In fact, if you do the arithmetic you will see that it took 89 years to officially celebrate (nationally) the accomplishments of a great pioneer in professional football. His enshrinement occurred about nineteen years after his death.
Pollard earned about $1500 per game in his heyday, according to a booklet titled African American Pioneers in Pro Football, published by the Pro Football Hall of Fame.
Pollard was named for Frederick Douglas, the scholar and civil rights leader, and he should have been in classroom history books across the United States. If so, perhaps I would have read about him before my visit to Canton in 2009.
Pollard joined the American Professional Football Association in 1920. It was later named the National Football League.
He was a team member of the Akron (OH) Pros. He helped win the league's first crown, with an 8-0-3.
In 1928, Pollard formed the Chicago Black Hawks which played white teams in the Chicago area.
Pollard is noted as the first African American coach in the NFL.
He was a two-time All-American and reportedly coached as many as four different NFL teams.
One source says:
"Pollard experienced racial discrimination during his career in professional football. He routinely could not eat in the same restaurants or stay in the same hotels as his teammates. Players on opposing teams commonly tried to harm him by piling onto him after a play was over.
"To prevent this from occurring, Pollard usually rolled over onto his back and put his shoes' cleats into the air. Beginning in 1934, the National Football League permitted an unofficial ban on African-American players. Between 1934 and 1946, no black athletes played in the league."

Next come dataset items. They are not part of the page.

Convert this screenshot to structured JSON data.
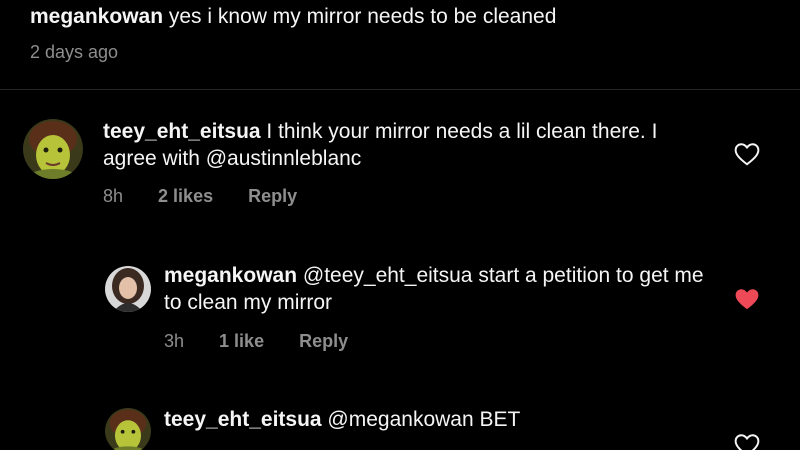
{
  "caption": {
    "username": "megankowan",
    "text": " yes i know my mirror needs to be cleaned",
    "time": "2 days ago"
  },
  "comments": [
    {
      "username": "teey_eht_eitsua",
      "text": " I think your mirror needs a lil clean there. I agree with @austinnleblanc",
      "time": "8h",
      "likes": "2 likes",
      "reply_label": "Reply",
      "liked": false,
      "avatar": "green-ogre-avatar"
    },
    {
      "username": "megankowan",
      "text": " @teey_eht_eitsua start a petition to get me to clean my mirror",
      "time": "3h",
      "likes": "1 like",
      "reply_label": "Reply",
      "liked": true,
      "avatar": "woman-portrait-avatar"
    },
    {
      "username": "teey_eht_eitsua",
      "text": " @megankowan BET",
      "liked": false,
      "avatar": "green-ogre-avatar"
    }
  ],
  "colors": {
    "background": "#000000",
    "text": "#f5f5f5",
    "muted": "#8e8e8e",
    "liked_heart": "#ed4956"
  }
}
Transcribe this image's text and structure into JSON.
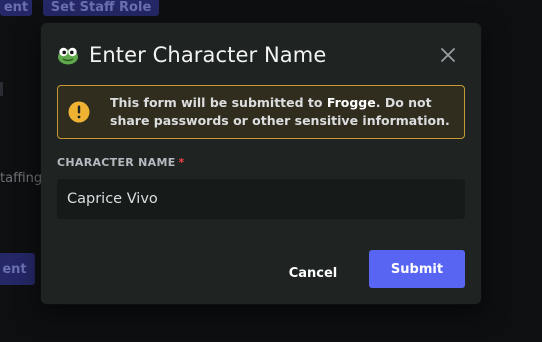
{
  "background": {
    "top_left_button": "ent",
    "top_mid_button": "Set Staff Role",
    "side_text": "taffing",
    "bottom_left_button": "ent"
  },
  "modal": {
    "app_icon": "frog-icon",
    "title": "Enter Character Name",
    "close_icon": "close-icon",
    "warning": {
      "icon": "warning-icon",
      "text_before": "This form will be submitted to ",
      "brand": "Frogge",
      "text_after": ". Do not share passwords or other sensitive information."
    },
    "field": {
      "label": "CHARACTER NAME",
      "required_marker": "*",
      "value": "Caprice Vivo"
    },
    "buttons": {
      "cancel": "Cancel",
      "submit": "Submit"
    }
  },
  "colors": {
    "accent": "#5865f2",
    "warning_border": "#c49a35",
    "required": "#f23f43"
  }
}
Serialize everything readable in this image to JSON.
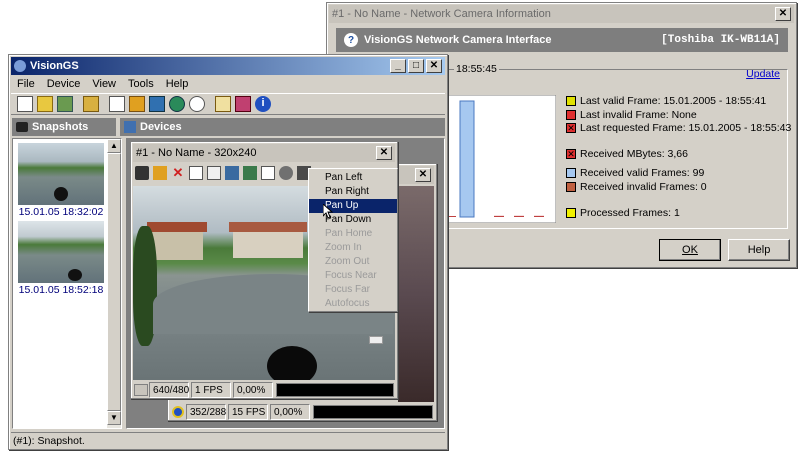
{
  "info_window": {
    "title": "#1 - No Name - Network Camera Information",
    "header_title": "VisionGS Network Camera Interface",
    "header_model": "[Toshiba IK-WB11A]",
    "partial_time": "18:55:45",
    "update_link": "Update",
    "stats": [
      {
        "label": "Last valid Frame: 15.01.2005 - 18:55:41",
        "color": "#e0e000"
      },
      {
        "label": "Last invalid Frame: None",
        "color": "#e03030"
      },
      {
        "label": "Last requested Frame: 15.01.2005 - 18:55:43",
        "color": "#e03030"
      },
      {
        "label": "Received MBytes: 3,66",
        "color": "#e03030"
      },
      {
        "label": "Received valid Frames: 99",
        "color": "#a6c8f0"
      },
      {
        "label": "Received invalid Frames: 0",
        "color": "#c06040"
      },
      {
        "label": "Processed Frames: 1",
        "color": "#f0f000"
      }
    ],
    "ok_label": "OK",
    "help_label": "Help"
  },
  "main_window": {
    "title": "VisionGS",
    "menu": [
      "File",
      "Device",
      "View",
      "Tools",
      "Help"
    ],
    "snapshots_header": "Snapshots",
    "devices_header": "Devices",
    "snapshots": [
      {
        "caption": "15.01.05 18:32:02"
      },
      {
        "caption": "15.01.05 18:52:18"
      }
    ],
    "status_text": "(#1): Snapshot."
  },
  "camera_window": {
    "title": "#1 - No Name - 320x240",
    "resolution": "640/480",
    "fps": "1 FPS",
    "percent": "0,00%"
  },
  "second_camera": {
    "resolution": "352/288",
    "fps": "15 FPS",
    "percent": "0,00%"
  },
  "context_menu": {
    "items": [
      {
        "label": "Pan Left",
        "state": "enabled"
      },
      {
        "label": "Pan Right",
        "state": "enabled"
      },
      {
        "label": "Pan Up",
        "state": "selected"
      },
      {
        "label": "Pan Down",
        "state": "enabled"
      },
      {
        "label": "Pan Home",
        "state": "disabled"
      },
      {
        "label": "Zoom In",
        "state": "disabled"
      },
      {
        "label": "Zoom Out",
        "state": "disabled"
      },
      {
        "label": "Focus Near",
        "state": "disabled"
      },
      {
        "label": "Focus Far",
        "state": "disabled"
      },
      {
        "label": "Autofocus",
        "state": "disabled"
      }
    ]
  },
  "chart_data": {
    "type": "bar",
    "categories": [
      "",
      "",
      "",
      "",
      ""
    ],
    "series": [
      {
        "values": [
          0.0,
          1.0,
          0.01,
          0.01,
          0.01
        ],
        "color": "#a6c8f0"
      }
    ]
  }
}
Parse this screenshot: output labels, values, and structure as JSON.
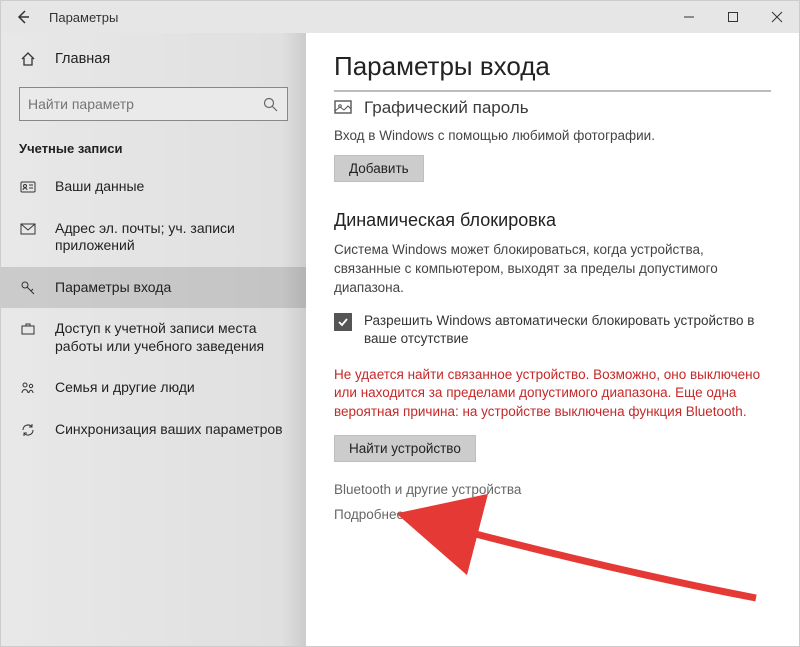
{
  "titlebar": {
    "title": "Параметры"
  },
  "sidebar": {
    "home_label": "Главная",
    "search_placeholder": "Найти параметр",
    "section_title": "Учетные записи",
    "items": [
      {
        "label": "Ваши данные"
      },
      {
        "label": "Адрес эл. почты; уч. записи приложений"
      },
      {
        "label": "Параметры входа"
      },
      {
        "label": "Доступ к учетной записи места работы или учебного заведения"
      },
      {
        "label": "Семья и другие люди"
      },
      {
        "label": "Синхронизация ваших параметров"
      }
    ]
  },
  "content": {
    "page_title": "Параметры входа",
    "picture_password_heading": "Графический пароль",
    "picture_password_desc": "Вход в Windows с помощью любимой фотографии.",
    "add_button": "Добавить",
    "dynlock_heading": "Динамическая блокировка",
    "dynlock_desc": "Система Windows может блокироваться, когда устройства, связанные с компьютером, выходят за пределы допустимого диапазона.",
    "dynlock_checkbox": "Разрешить Windows автоматически блокировать устройство в ваше отсутствие",
    "dynlock_error": "Не удается найти связанное устройство. Возможно, оно выключено или находится за пределами допустимого диапазона. Еще одна вероятная причина: на устройстве выключена функция Bluetooth.",
    "find_device_button": "Найти устройство",
    "link1": "Bluetooth и другие устройства",
    "link2": "Подробнее"
  }
}
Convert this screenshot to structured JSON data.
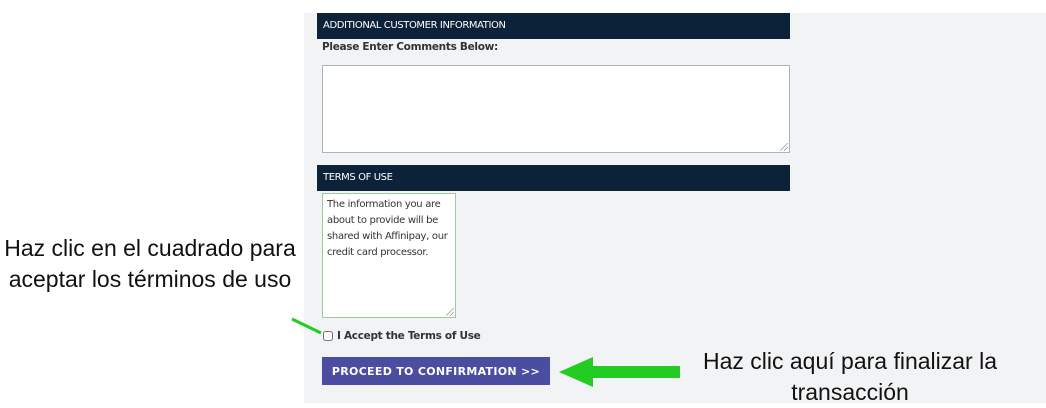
{
  "form": {
    "additional_header": "ADDITIONAL CUSTOMER INFORMATION",
    "comments_label": "Please Enter Comments Below:",
    "comments_value": "",
    "terms_header": "TERMS OF USE",
    "terms_text": "The information you are about to provide will be shared with Affinipay, our credit card processor.",
    "accept_label": "I Accept the Terms of Use",
    "accept_checked": false,
    "proceed_label": "PROCEED TO CONFIRMATION >>"
  },
  "annotations": {
    "left_note": "Haz clic en el cuadrado para aceptar los términos de uso",
    "right_note": "Haz clic aquí para finalizar la transacción"
  },
  "colors": {
    "header_bar": "#0c2238",
    "button": "#4a4da0",
    "arrow": "#22cc22",
    "panel_bg": "#f2f3f5"
  },
  "icons": {
    "resize_grip": "resize-grip-icon",
    "arrow": "arrow-left-icon"
  }
}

Pollard's life after football was successful. Pollard's father was one of about 17,000 African American barbers in the United States. After a career in sports, Fritz Pollard established businesses and was successful. He died in 1986.
Nineteen years later, he was enshrined in the Pro Football Hall of Fame. Fritz Pollard III and another person delivered his Induction Speech in 2005.
We salute the accomplishments of Fritz Pollard. We realize that we stand on the foundation his generation provided.